Bonhoeffer left an interesting collection of notes, “After Ten Years”, among them there is a note on stupidity. He writes that stupidity is not a psychological phenomenon but a sociological one. People become stupid when they suffer a strong influence by power. They lose motivation, the capacity to think independently. Stupidity in this case is a disinterest in one’s surroundings, an inability to make a sober judgement about the things going on around. But actual internal liberation for the most part happens through external liberation. And as long as there is no external political freedom, there’s little use in demanding from people an internal freedom.
— To what extent can we rely today on such ethics and are there any nuances?
— Responding to the concrete historical moment, Bonhoeffer creates some kind of an “anti-principal” methodology, on which one can rely in any situation. At the same time he doesn’t at all suggest a lapse into relativism – since there seem to be no principles and no values, and everyone thinks as he or she sees fit. In our times, when we face two extremes – on the one hand, an attempt to spell out everything in the same definite fashion for everyone, on the other hand, discourse like “we’ll never know the whole truth” – his ethics can serve as solid ground.

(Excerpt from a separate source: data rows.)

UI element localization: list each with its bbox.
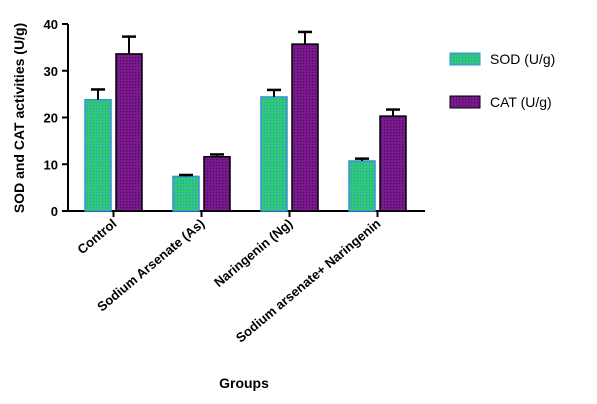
y-ticks: 0 10 20 30 40 (44, 17, 68, 219)
y-tick-label: 10 (44, 157, 58, 172)
bar-sod (348, 160, 376, 212)
legend-label-sod: SOD (U/g) (490, 51, 555, 67)
bar-cat (115, 53, 143, 212)
legend-swatch-sod (449, 52, 481, 66)
x-tick-label: Naringenin (Ng) (211, 216, 295, 290)
y-tick-label: 40 (44, 17, 58, 32)
bar-sod (84, 98, 112, 212)
bar-cat (203, 156, 231, 212)
bar-cat (291, 43, 319, 212)
y-tick-label: 0 (51, 204, 58, 219)
bar-sod (260, 96, 288, 212)
bar-cat (379, 115, 407, 212)
legend-label-cat: CAT (U/g) (490, 94, 552, 110)
bar-sod (172, 175, 200, 212)
y-tick-label: 20 (44, 111, 58, 126)
x-tick-label: Control (74, 216, 119, 257)
legend-swatch-cat (449, 95, 481, 109)
bars (84, 30, 407, 212)
legend: SOD (U/g) CAT (U/g) (449, 51, 555, 110)
x-tick-label: Sodium arsenate+ Naringenin (233, 216, 384, 346)
x-axis-title: Groups (219, 375, 269, 391)
y-axis-title: SOD and CAT activities (U/g) (11, 23, 27, 213)
y-tick-label: 30 (44, 64, 58, 79)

“Stupidity in this case is a disinterest in one’s surroundings, an inability to make a sober judgement about the things going on around. But actual internal liberation for the most part happens through external liberation. And as long as there is no external political freedom, there’s little use in demanding from people an internal freedom”
If we talk about antimilitarism of contemporary Christians, then here his take on pacifism can also be of use. Today, at least in the Russian speaking milieu, a sort of a legalistic Tolstoyan pacifism is widespread. And nobody realizes that there are other pacifist models. And if a person criticizes Tolstoy and his pacifism, he’s automatically taken for a bloodthirsty militarist, practically with blood dropping from his fangs. The example of Bonhoeffer widens our perspective on pacifism. As we see, one can be a legalist and a militarist, and one can be a pacifist while not being a legalist — and resist. That’s what’s valuable today.